Jerry Webman, chief economist at Oppenheimer Funds, described this possibility in response to poor employment numbers as the “token taper.” “Anything below 150,000 would be a disappointment,” Webman said. “Anything below 100,000, we would gasp at that – and the market would gasp at that.”

* How does the stock market react? Webman noted there is a kneejerk response in which stocks plunge at the mere insinuation of QE3 coming to an end. After Bernanke discussed the idea at a June 19 press conference, the S&P 500 index tumbled by 4.77 percent over the next three days.

The financial markets would lose a source of stimulus if QE3 gets pulled back. In this case, job growth – a positive – is treated in the short-term as a negative. If the stock market is sipping from the Fed’s punch bowl, the central bank has decided to offer instead a beverage with lower sugar content. The sugar rush isn’t as great for the markets – but it’s healthier for the economy in the long-term.

* How good are the jobs? There’s a huge difference between the wages for assembling a Big Mac and a Mack truck. Factory jobs pay more – a point that President Obama constantly repeats.

The manufacturing sector was adding workers at an average clip of over 12,000 a month.
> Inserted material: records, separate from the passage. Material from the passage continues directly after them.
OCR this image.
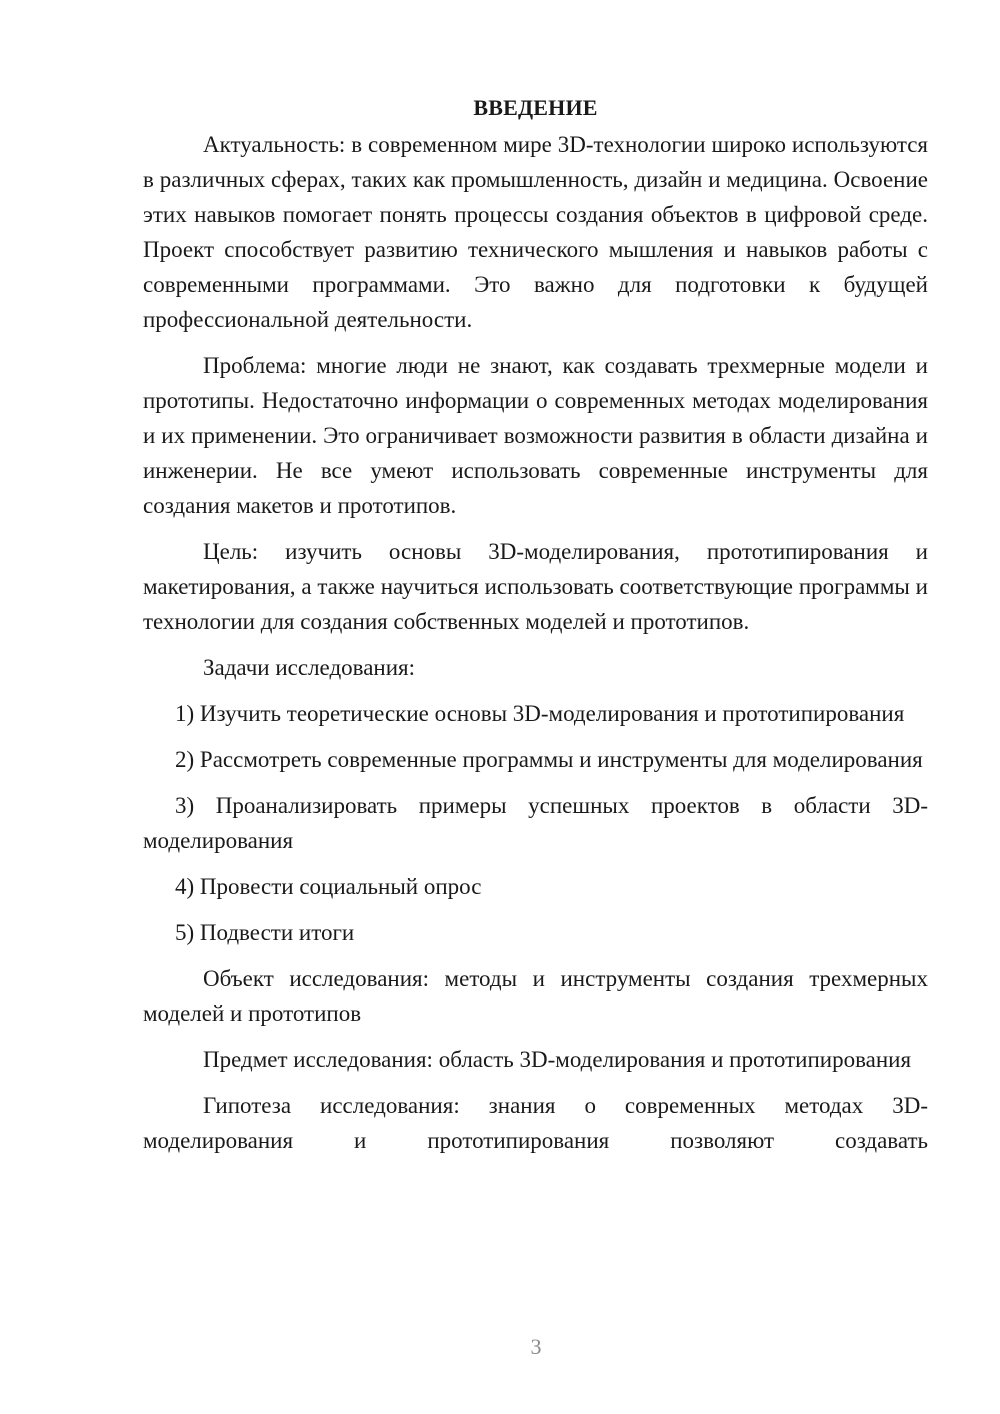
ВВЕДЕНИЕ

Актуальность: в современном мире 3D-технологии широко используются в различных сферах, таких как промышленность, дизайн и медицина. Освоение этих навыков помогает понять процессы создания объектов в цифровой среде. Проект способствует развитию технического мышления и навыков работы с современными программами. Это важно для подготовки к будущей профессиональной деятельности.

Проблема: многие люди не знают, как создавать трехмерные модели и прототипы. Недостаточно информации о современных методах моделирования и их применении. Это ограничивает возможности развития в области дизайна и инженерии. Не все умеют использовать современные инструменты для создания макетов и прототипов.

Цель: изучить основы 3D-моделирования, прототипирования и макетирования, а также научиться использовать соответствующие программы и технологии для создания собственных моделей и прототипов.

Задачи исследования:

1) Изучить теоретические основы 3D-моделирования и прототипирования

2) Рассмотреть современные программы и инструменты для моделирования

3) Проанализировать примеры успешных проектов в области 3D-моделирования

4) Провести социальный опрос

5) Подвести итоги

Объект исследования: методы и инструменты создания трехмерных моделей и прототипов

Предмет исследования: область 3D-моделирования и прототипирования

Гипотеза исследования: знания о современных методах 3D-моделирования и прототипирования позволяют создавать

3
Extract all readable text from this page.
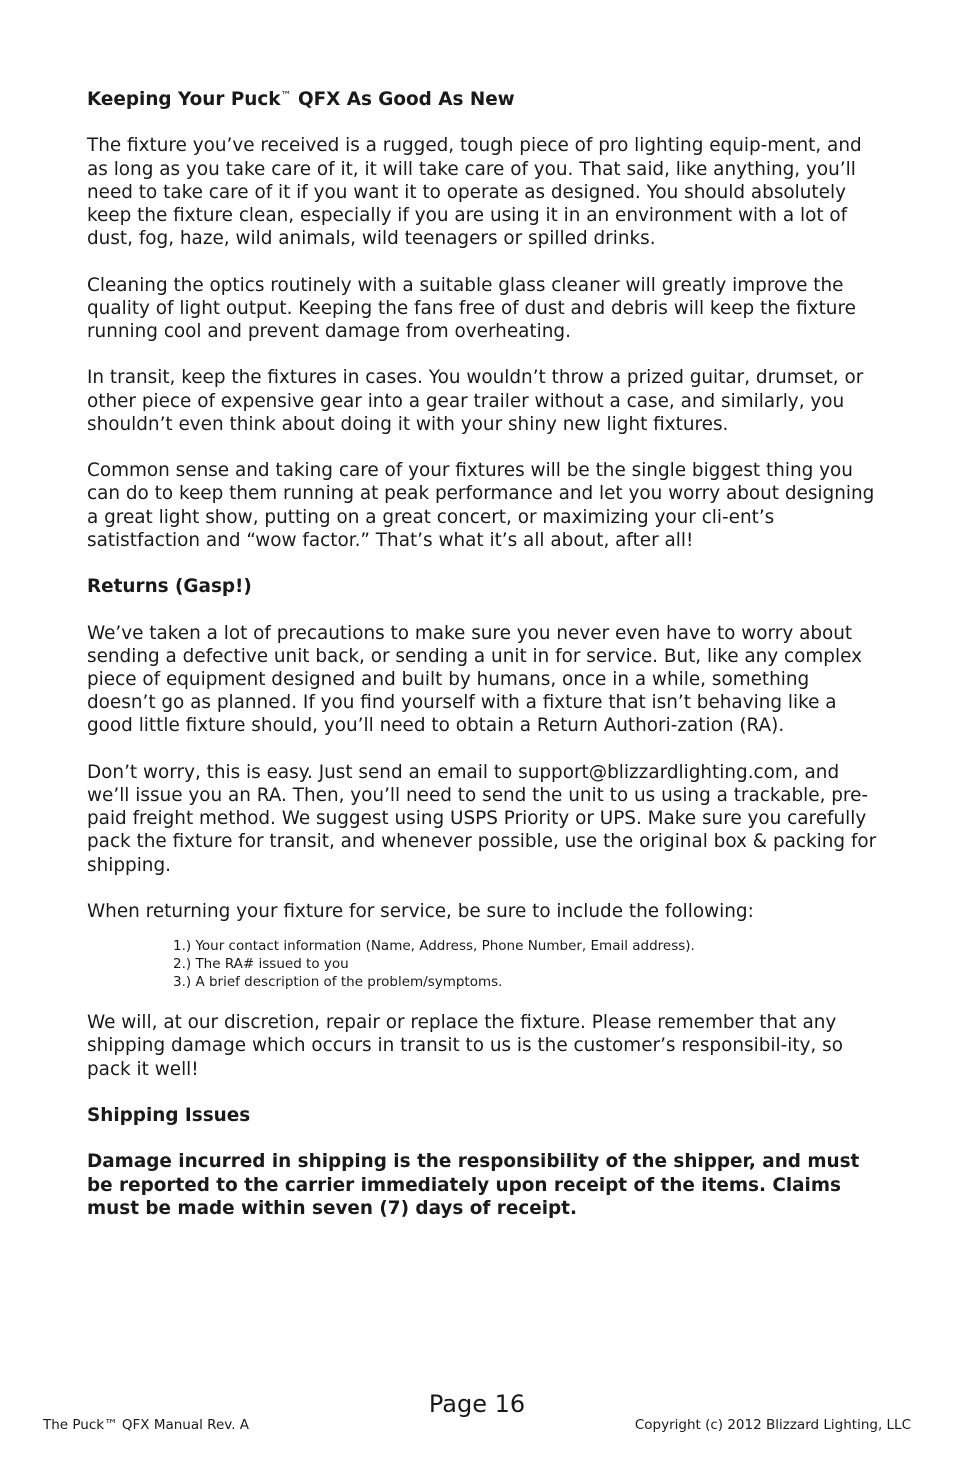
Keeping Your Puck™ QFX As Good As New

The fixture you’ve received is a rugged, tough piece of pro lighting equip-ment, and as long as you take care of it, it will take care of you. That said, like anything, you’ll need to take care of it if you want it to operate as designed. You should absolutely keep the fixture clean, especially if you are using it in an environment with a lot of dust, fog, haze, wild animals, wild teenagers or spilled drinks.

Cleaning the optics routinely with a suitable glass cleaner will greatly improve the quality of light output. Keeping the fans free of dust and debris will keep the fixture running cool and prevent damage from overheating.

In transit, keep the fixtures in cases. You wouldn’t throw a prized guitar, drumset, or other piece of expensive gear into a gear trailer without a case, and similarly, you shouldn’t even think about doing it with your shiny new light fixtures.

Common sense and taking care of your fixtures will be the single biggest thing you can do to keep them running at peak performance and let you worry about designing a great light show, putting on a great concert, or maximizing your cli-ent’s satistfaction and “wow factor.” That’s what it’s all about, after all!

Returns (Gasp!)

We’ve taken a lot of precautions to make sure you never even have to worry about sending a defective unit back, or sending a unit in for service. But, like any complex piece of equipment designed and built by humans, once in a while, something doesn’t go as planned. If you find yourself with a fixture that isn’t behaving like a good little fixture should, you’ll need to obtain a Return Authori-zation (RA).

Don’t worry, this is easy. Just send an email to support@blizzardlighting.com, and we’ll issue you an RA. Then, you’ll need to send the unit to us using a trackable, pre-paid freight method. We suggest using USPS Priority or UPS. Make sure you carefully pack the fixture for transit, and whenever possible, use the original box & packing for shipping.

When returning your fixture for service, be sure to include the following:

1.) Your contact information (Name, Address, Phone Number, Email address).
2.) The RA# issued to you
3.) A brief description of the problem/symptoms.

We will, at our discretion, repair or replace the fixture. Please remember that any shipping damage which occurs in transit to us is the customer’s responsibil-ity, so pack it well!

Shipping Issues

Damage incurred in shipping is the responsibility of the shipper, and must be reported to the carrier immediately upon receipt of the items. Claims must be made within seven (7) days of receipt.

Page 16
The Puck™ QFX Manual Rev. A	Copyright (c) 2012 Blizzard Lighting, LLC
But in the past three months, factory employment inched up by a mere 3,000.

* What about labor force participation? In a Tuesday speech, San Francisco Fed President John Williams called the unemployment rate “the best overall summary statistic.”

But the unemployment rate offers an incomplete view of the recovery, according to the weekly commentary by Scott Brown, chief economist at Raymond James & Associates.

Fewer Americans belong to the labor force. Over the last four years, the labor force participation rate has fallen to 63.4 percent from 64.6 percent, according to the Bureau of Labor Statistics. So the unemployment rate has fallen in large part because fewer people are actively seeking work.

Some decline in labor force participation comes from an aging population that has retired. “However, most of the decline in participation is due to discouraged workers,” Brown wrote. “If an individual gives up looking for a job, that person is no longer officially ‘unemployed.’”

Brown noted that the job turnover rate and the number of Americans in part-time jobs for economic reasons remain near historic highs. All of this suggests – despite the top-line unemployment rate – a lingering problem.

* What impact does Obamacare have? The 2010 overhaul of 16 percent of the U.S. economy is bound to impact things. Businesses complain about the uncertainty created by the requirement that Americans buy health coverage, or individuals and employers must pay a tax penalty.

One easy indicator is how many jobs the health care sector generated in August. It produced, on average, 21,000 a month over the past 12 months. But in July, that number was a paltry 2,500.

The August figures should show whether this figure is a benign blip, or the start of a dangerous trend this past July. “Other than June 2003, when the industry posted a loss,” observed O’Keefe, “this was the smallest month-on-month change on record.”